フギルはフード付きのローブを着ながらこう言った。
「ルクス、革命の件は計画通り上手くいっているようだ。」
そしてソファに座って対しているルクスがこう言った。
「こっちの方も準備は整っているよフギル兄さん。」
「そうか、お前は俺の予想よりも遥か上にいるようだなルクス。帝国軍の訓練と
模擬戦で史上最年少で機竜使いとなりその実力を示したが・・・そんな前人未到な
功績を帝国は妾腹の第七位皇子で帝国の政治体制を真っ向から否定しているだけで称えないという腐った連中がのさばる国に何の未練があるルクスよ?何もわざわざ
敵を救おうとあんな戦い方しなくてもお前ならもっと安全に相手を倒せるはずだ。確かに犠牲が出るが軍の大半は皇族の傀儡だ。ドラグナイトと言う凶器を振りかざしては
言われるがままに無辜の民を締め付け、虐殺するような連中を殺して
悪習を断ち切るべきだルクスよ。変革の意味を分からせるまで問わせる
愚鈍な連中とそれが分かる賢者、どちらが立派なのかよく考えたほうが良いぞ。」
ルクスが準備の程を聞いた後フギルは皇族として、一人の人間として
この国をどうしたいのかを聞いた。
「・・・僕は・・・。」
ルクスは答えを考えているとフギルは思い出すようにこう言った。
「ああそれとお前が頼んだ調査だがやはりあったぞ、人体実験についてのな。」
「やっぱり・・・。」
ルクスは帝国軍が年端もいかない少女を使って人体実験をしているという情報を
耳にしたのだ。
表向きは疫病を治すための薬品における人体の影響を調べるという臨床実験と称しているがその実毒薬や兵器の人体実験でありそれにより良くても後遺症が出て
最悪死に至るという言葉も出ないほどである。
「幼くてある一定の基準をクリアした子供が被験者となりとうとう貴族の子女にまで手を伸ばしたようだ。・・・その中には・・・お前の幼馴染
フィルフィ・アイングラムも含まれているそうだ。」
「フィーちゃんが!!」
幼馴染の名前が出た瞬間ルクスが狼狽するとフギルはこう続けた。
「姉のレリィは泣きながらこう言ったそうだ。」
『私を使っていいからあの子を見逃してください!!』
「・・・と言っていたそうだ。

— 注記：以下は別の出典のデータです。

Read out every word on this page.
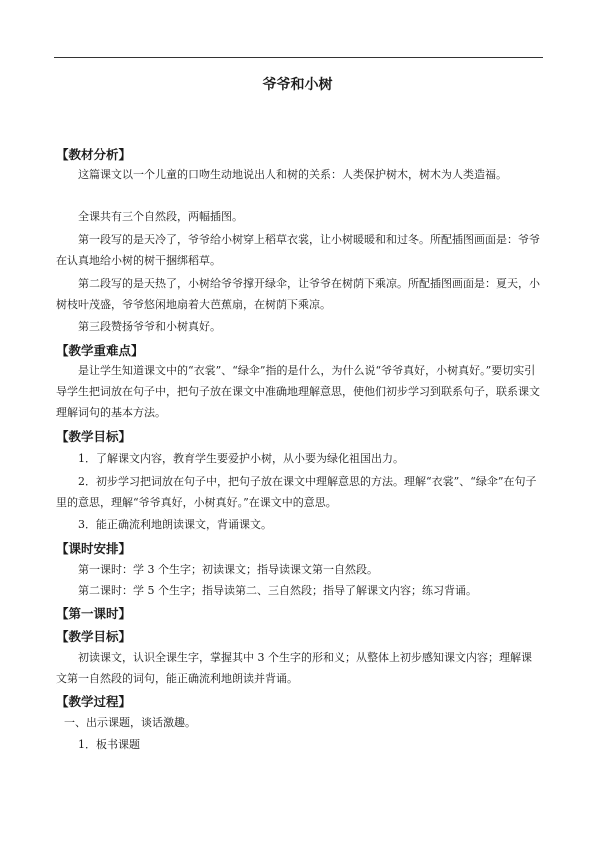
爷爷和小树
【教材分析】
这篇课文以一个儿童的口吻生动地说出人和树的关系：人类保护树木，树木为人类造福。
全课共有三个自然段，两幅插图。
第一段写的是天冷了，爷爷给小树穿上稻草衣裳，让小树暖暖和和过冬。所配插图画面是：爷爷在认真地给小树的树干捆绑稻草。
第二段写的是天热了，小树给爷爷撑开绿伞，让爷爷在树荫下乘凉。所配插图画面是：夏天，小树枝叶茂盛，爷爷悠闲地扇着大芭蕉扇，在树荫下乘凉。
第三段赞扬爷爷和小树真好。
【教学重难点】
是让学生知道课文中的“衣裳”、“绿伞”指的是什么，为什么说“爷爷真好，小树真好。”要切实引导学生把词放在句子中，把句子放在课文中准确地理解意思，使他们初步学习到联系句子，联系课文理解词句的基本方法。
【教学目标】
1．了解课文内容，教育学生要爱护小树，从小要为绿化祖国出力。
2．初步学习把词放在句子中，把句子放在课文中理解意思的方法。理解“衣裳”、“绿伞”在句子里的意思，理解“爷爷真好，小树真好。”在课文中的意思。
3．能正确流利地朗读课文，背诵课文。
【课时安排】
第一课时：学 3 个生字；初读课文；指导读课文第一自然段。
第二课时：学 5 个生字；指导读第二、三自然段；指导了解课文内容；练习背诵。
【第一课时】
【教学目标】
初读课文，认识全课生字，掌握其中 3 个生字的形和义；从整体上初步感知课文内容；理解课文第一自然段的词句，能正确流利地朗读并背诵。
【教学过程】
一、出示课题，谈话激趣。
1．板书课题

」
「レリィさん。」
ルクスはレリィの気持ちが痛いほどわかる。
もし妹のアイルがそうなったら自分もそういうと思っているからだ。
「・・・ま、にべもなく追い返されたらしいが早くて2週間以内に実験が
始まるそうだ。」
「そんな・・・。」
ルクスは力尽きるようにソファに座るとフギルは扉の前まで行きこう言った。
「3日後又来る。それまでに決めておけ。俺のバハムートと共にお前のワイバーンで
協力するかそれとも・・・」
雷鳴が鳴り響く中ルクスにある事を聞いた後扉から出て行った。
そしてその部屋に残っていたのはルクスと調査報告書、そして揺らめく
蝋燭の光だけであった。
僕はどうすればよかったんだろう。